In her book, Miller touches on how the Ku Klux Klan rose to power during this time, offering itself as an evangelically-minded enforcement organization to root out criminality. The illegal behavior it focused on, naturally, was wholly confined to Jewish and Catholic immigrant populations. They were less concerned with the Protestant elected officials who openly flouted the Volstead Act across all levels of government. In fact, without the passage of the 18th Amendment, the U.S. likely would have never seen the violent ascension of this notorious hate group that marred the ensuing decade.
“I would not say every Anti-Saloon Leaguer is a Ku Kluxer, but every Ku Kluxer is an Anti-Saloon Leaguer,” said American Civil Liberties Union founder Clarence Darrow in 1924.
Observant Jews, meanwhile, would never cede their right to alcohol as it is inherent to time-honored religious rituals.
“Almost every lifecycle event in Judaism is inaugurated with the Kiddush [blessing] over wine,” explains Rabbi Akiva Niehaus of the Chicago Rabbinical Council. But the Bible “does not encourage drinking at all. It’s about the religious symbolism. It’s a product that can bring people to a higher level and a deeper understanding of oneself.”
After the repeal of Prohibition in 1933, many prominent Jewish families returned to the industry. Though this time around they were less eager to display their names on the necks of their bottles.
“The Shapira family had been in dry goods and owned several department stores around Louisville,” explains Glogower of one of the most influential examples. “They were approached as investment partners and ended up forming the business that is today known as Heaven Hill.”
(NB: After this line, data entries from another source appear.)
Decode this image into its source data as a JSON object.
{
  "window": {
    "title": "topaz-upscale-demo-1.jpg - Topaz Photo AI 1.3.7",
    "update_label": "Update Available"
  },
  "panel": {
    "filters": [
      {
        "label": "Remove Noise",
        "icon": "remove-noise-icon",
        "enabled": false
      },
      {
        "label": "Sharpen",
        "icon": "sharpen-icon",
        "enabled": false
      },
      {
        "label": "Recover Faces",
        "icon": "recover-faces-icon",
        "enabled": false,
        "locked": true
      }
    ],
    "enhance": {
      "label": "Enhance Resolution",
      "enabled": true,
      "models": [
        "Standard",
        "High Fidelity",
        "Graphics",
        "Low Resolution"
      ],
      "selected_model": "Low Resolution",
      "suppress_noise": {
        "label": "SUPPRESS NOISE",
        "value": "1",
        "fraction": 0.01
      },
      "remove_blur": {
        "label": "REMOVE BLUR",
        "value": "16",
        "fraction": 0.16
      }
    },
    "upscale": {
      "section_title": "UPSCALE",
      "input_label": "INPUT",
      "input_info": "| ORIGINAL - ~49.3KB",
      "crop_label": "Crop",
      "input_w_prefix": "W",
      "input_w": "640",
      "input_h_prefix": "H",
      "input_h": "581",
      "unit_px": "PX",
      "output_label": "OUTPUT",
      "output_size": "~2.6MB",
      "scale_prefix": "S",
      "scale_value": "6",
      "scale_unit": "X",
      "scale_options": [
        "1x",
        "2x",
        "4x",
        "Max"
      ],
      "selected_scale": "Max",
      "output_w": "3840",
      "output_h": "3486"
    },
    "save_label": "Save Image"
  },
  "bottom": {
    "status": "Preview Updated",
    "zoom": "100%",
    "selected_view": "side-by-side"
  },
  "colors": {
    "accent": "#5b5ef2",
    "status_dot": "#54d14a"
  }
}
Sazerac—the largest American-owned spirits company—is helmed by third-generation businessman William Goldring. His grandfather Newman, launched the company in 1898. His primary holding, Buffalo Trace Distillery in Frankfort, Kentucky, just released a line of kosher bourbons in conjunction with the Chicago Rabbinical Council. The partnership is hardly a coincidence. “It’s because of the Jewish ownership that [they] viewed this project with tremendous pride,” says Rabbi Niehaus. “They want to reach out to the kosher consumer with an authentic kosher product without cutting corners. It’s the Jewish pride that made them want to do it right.”
Antisemitism in the industry stubbornly persists, of course, as it does in all aspects of society. But Jews continue to make inroads by pushing back against the forces of marginalization.
“Throughout history, we have often found ourselves on the lower end of the social totem pole,” says Ron Silberstein, founder of Admiral Maltings in Alameda, California. “And these sorts of professions were kind of foisted upon us. But we were just making the most out of what was allowed.”
There is a vicious circuitousness to the logic. Antisemitism has long corralled Jews toward the business of booze. Then they’re met with more scorn after garnering success from that pursuit.
By now, at least, Ford’s derisive pronouncement has been sapped of any intended stigma. Ten years after scapegoating Jewish Americans for trying to sabotage the temperance movement, he declared a comically ill-timed victory. “Prohibition is a success and nation will never abandon it,” read his 1932 headline in Collier’s Weekly. A little more than a year later, the passage of the 21st Amendment suggested otherwise.
If Jews were ever picking sides, it was ultimately the right side—of history. Ford could never be accused of the same.